On January 6, 2025, the show swapped positions with The Rich Eisen Show, moving from 9am to 12pm PT and moving from Infinity Sports Network to Westwood One. In October 2025, it was announced that in December 2025 Rome would return to Infinity Sports Network as part of Westwood One's assumption of day-to-day operations for the network, rebranded as Westwood One Sports.

==Show personnel ("The XR4Ti")==
As of January 2026, staff includes Tom "Count Chocula" Di Benedetto, executive producer (EP) and call screener since 2021; Alvin Delloro, engineer since 2005; James "Flight Deck" Kelley, digital program director since c. 2010; Cindy Stirling; Alex Hardy; and Lorn McLaren of the "XCR" (video control room staff), assistant director and graphics producer since 2024.

Former staff includes EPs Travis Rodgers (1996 to 2009), Kyle Brandt (2009 to 2016, producer back to 2007), and Adam Hawk (2016 to 2021), as well as Brian "Whitey" Albers, Keith Arnold, Robert Dozmati, Mike Goldfarb, Austin Huff, Gerrit Ritt, Jack Savage, Jason Stewart, Dave Whelan, and Imanni Wright.

==Show format and content==
The three-hour program is a mixture of interviews, calls, emails, Tweets and Rome's own thoughts and analysis.

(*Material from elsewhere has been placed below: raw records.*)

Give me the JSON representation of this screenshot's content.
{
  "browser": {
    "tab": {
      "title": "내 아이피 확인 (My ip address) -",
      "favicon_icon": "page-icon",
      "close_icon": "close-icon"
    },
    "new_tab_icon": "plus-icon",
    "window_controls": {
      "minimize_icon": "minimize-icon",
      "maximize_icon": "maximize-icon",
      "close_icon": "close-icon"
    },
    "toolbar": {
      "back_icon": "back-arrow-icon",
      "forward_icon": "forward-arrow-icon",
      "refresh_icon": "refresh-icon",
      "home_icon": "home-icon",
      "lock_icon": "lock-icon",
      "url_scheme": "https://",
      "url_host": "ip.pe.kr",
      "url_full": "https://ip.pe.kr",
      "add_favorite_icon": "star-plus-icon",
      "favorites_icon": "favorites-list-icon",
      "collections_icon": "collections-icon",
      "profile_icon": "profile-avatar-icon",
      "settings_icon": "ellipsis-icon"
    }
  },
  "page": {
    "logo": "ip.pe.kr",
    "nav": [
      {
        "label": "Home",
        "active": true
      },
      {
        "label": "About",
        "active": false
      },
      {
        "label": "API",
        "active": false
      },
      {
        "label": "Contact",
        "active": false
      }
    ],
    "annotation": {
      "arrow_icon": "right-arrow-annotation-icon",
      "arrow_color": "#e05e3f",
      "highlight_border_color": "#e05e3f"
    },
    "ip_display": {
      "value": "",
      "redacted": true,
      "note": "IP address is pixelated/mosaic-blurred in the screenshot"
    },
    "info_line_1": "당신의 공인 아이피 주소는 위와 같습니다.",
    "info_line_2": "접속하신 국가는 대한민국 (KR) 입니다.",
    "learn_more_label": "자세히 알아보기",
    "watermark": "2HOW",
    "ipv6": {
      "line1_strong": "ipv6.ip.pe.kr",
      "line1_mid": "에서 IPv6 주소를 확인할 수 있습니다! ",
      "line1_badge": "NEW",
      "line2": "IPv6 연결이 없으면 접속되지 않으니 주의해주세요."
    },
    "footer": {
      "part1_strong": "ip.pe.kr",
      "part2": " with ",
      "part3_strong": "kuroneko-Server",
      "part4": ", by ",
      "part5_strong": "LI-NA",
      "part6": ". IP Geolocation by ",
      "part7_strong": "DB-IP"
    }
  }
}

On the radio, the opening and closing theme is "Lust for Life" by Iggy Pop, and the show also uses "Welcome to the Jungle" by Guns N' Roses and "Up All Night" by The Boomtown Rats. The program usually begins with headlines, when Rome highlights the main sports news of the day with his thoughts and opinions. Rome refers to his listeners as "Clones". A staple of the program is the Smack Off, an annual show on which the best callers compete against each other for a cash prize.

Friday episodes include the week rewind, known as "Alvin Delloro's Week that Was", which is a compilation of show highlights over the past week alongside a mix of music. The engineers' sound bites have been an integral part of the show; in 1998, Rome released an album entitled Welcome to the Jungle, which features some of the show's memorable sound bites and music.

A FAST channel exclusive show, The After Hour, aired from September 19, 2024, to May 15, 2026.

From February 11 to March 11, 2009, all of Rome's shows contained an interview with an individual with the given name Rex.